The Press Protects Democracy By Making Government Transparent and Accountable To The People

As a member of a historically oppressed group, without a doubt, my favorite Amendments to the U.S. Constitution are the 13th (freed the slaves), 14th (introduced equal protection under the law) and the 15th (guaranteed the right to vote regardless of race). Along with the Civil Rights Act of 1964 and the Voting Rights Act of 1965, they form the foundation of not only my freedom as a Black man living in a nation shaped since its founding by White Supremacy, but the freedom of all Americans either directly or indirectly.

Close behind those three post-Civil War Amendments and seminal pieces of legislation passed during the century-long Black Freedom struggle, my next favorite is the 1st Amendment: 

Congress shall make no law respecting an establishment of religion, or prohibiting the free exercise thereof; or abridging the freedom of speech, or of the press; or the right of the people peaceably to assemble, and to petition the Government for a redress of grievances.

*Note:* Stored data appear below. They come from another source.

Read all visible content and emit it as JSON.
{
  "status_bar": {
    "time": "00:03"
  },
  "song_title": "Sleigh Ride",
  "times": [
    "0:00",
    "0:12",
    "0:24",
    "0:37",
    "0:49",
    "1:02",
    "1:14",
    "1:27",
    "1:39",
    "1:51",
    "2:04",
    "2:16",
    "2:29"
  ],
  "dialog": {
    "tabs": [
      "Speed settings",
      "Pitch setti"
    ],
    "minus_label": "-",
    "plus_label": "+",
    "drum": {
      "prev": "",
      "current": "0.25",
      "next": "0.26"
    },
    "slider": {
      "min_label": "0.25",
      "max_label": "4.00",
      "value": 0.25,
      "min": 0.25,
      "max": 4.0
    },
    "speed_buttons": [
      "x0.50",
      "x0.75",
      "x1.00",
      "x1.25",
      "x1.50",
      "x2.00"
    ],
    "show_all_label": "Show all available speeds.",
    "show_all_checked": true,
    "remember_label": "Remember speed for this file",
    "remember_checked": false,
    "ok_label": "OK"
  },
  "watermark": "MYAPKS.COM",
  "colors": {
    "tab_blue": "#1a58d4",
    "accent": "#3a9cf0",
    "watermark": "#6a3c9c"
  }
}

The press clause acknowledges the critical role that the press should play in American society. The architects of America’s founding documents clearly understood the importance and public purpose of the press and explicitly protected it in the U.S. Constitution. Former Supreme Court Justice, Potter Stewart, made this point quite clear: “That the First Amendment speaks separately of freedom of speech and freedom of the press is no constitutional accident, but an acknowledgment of the critical role played by the press in American society. The Constitution requires sensitivity to that role, and to the special needs of the press in performing it effectively.”

What the Framers of the Constitution and Justice Stewart understood is that there is no democracy without a free and independent press for everyone. The media today – print, radio, television, and the internet – play an extremely important role in American society. The press helps protect American democracy in many ways, but perhaps its most important protections are making government transparent and holding government officials accountable. What this means then is that the public needs non-government sources of information that they can trust.

Beginning in the 1990s, many newspapers began to lose their profitability, and since then, the newspaper business has been in severe decline. Many newspapers either folded or switched to an internet-only delivery systems to survive. The loss of local media across the country is making government less transparent and leaving many Americans woefully uninformed. School board, city council, and boards and commissions meetings are going uncovered. Overstretched reporters working to meet deadlines have little time to do deep investigative journalism. Newspapers have become thin and publish irregularly.

Giant corporations or hedge funds are stepping in and purchasing an increasing number of struggling newspapers, radio, and television stations. But media consolidation under the control of a few mega conglomerates focused primarily on the profitability of their investments is having a devasting effect on local media and undermining the credibility of the news.

When local media disappears, democracy suffers. There is nothing more important in a democracy than an engaged and knowledgeable citizenry. The press provides citizens with the information they need to make informed decisions. Americans need local media that can report on issues important to the public.

While I believe a well-funded and independent press can provide the public with the kind of information that our democracy needs and depends on, I am not uncritical of the role the press currently plays in shaping our public discourse.

The press, even the so-called “mainstream media,” is not the neutral observer and presenter of facts and events it often claims to be. Unarticulated, often unconscious, underlying ideological assumptions and hidden agendas frequently shape what kinds of issues are covered, the questions asked, and the narrative being told. It is perhaps inevitable, for example, that a reporter’s worldview – the overall perspective from which she sees and interprets the world – may conceal or even justify the centers of power and privileges currently operating in American society.

One recent example jumps out to me.

Classified government documents are turning up everywhere. Hundreds of classified documents were improperly stored by Donald Trump at his Mar-a-Lago estate in Florida. Classified documents were found at President Joe Biden’s home and private office from his time as vice-president and senator. Former vice-president Mike Pence had his own stash of classified documents at his home. The news coverage about Trump’s mishandling of government secrets, brazen refusal to hand them over to the National Archive, and now his indictment under the Espionage Act is being extensively covered by the press.

But they are not focusing on an equally critical issue, the problem of growing government secrecy.

Rarely scrutinized by the press is all this government secrecy. No one knows the actual number, but it is estimated that the federal government classifies more than 50 million documents a year. It is impossible to keep track of all of them. Experts estimate that probably five to ten percent warrant that classification.

With all this secrecy, the public does not know what its government is doing. If the media’s job is to help make government more transparent and accountable to the people, rather than see the growing problem of overclassification of documents to protect government secrets as a necessary evil to keep our country safe, reporters should be asking tough questions about why there is so much government secrecy and whether it is really necessary to classify so many documents. But as newspapers crumble and good journalist leave the field, this will be harder and harder to do.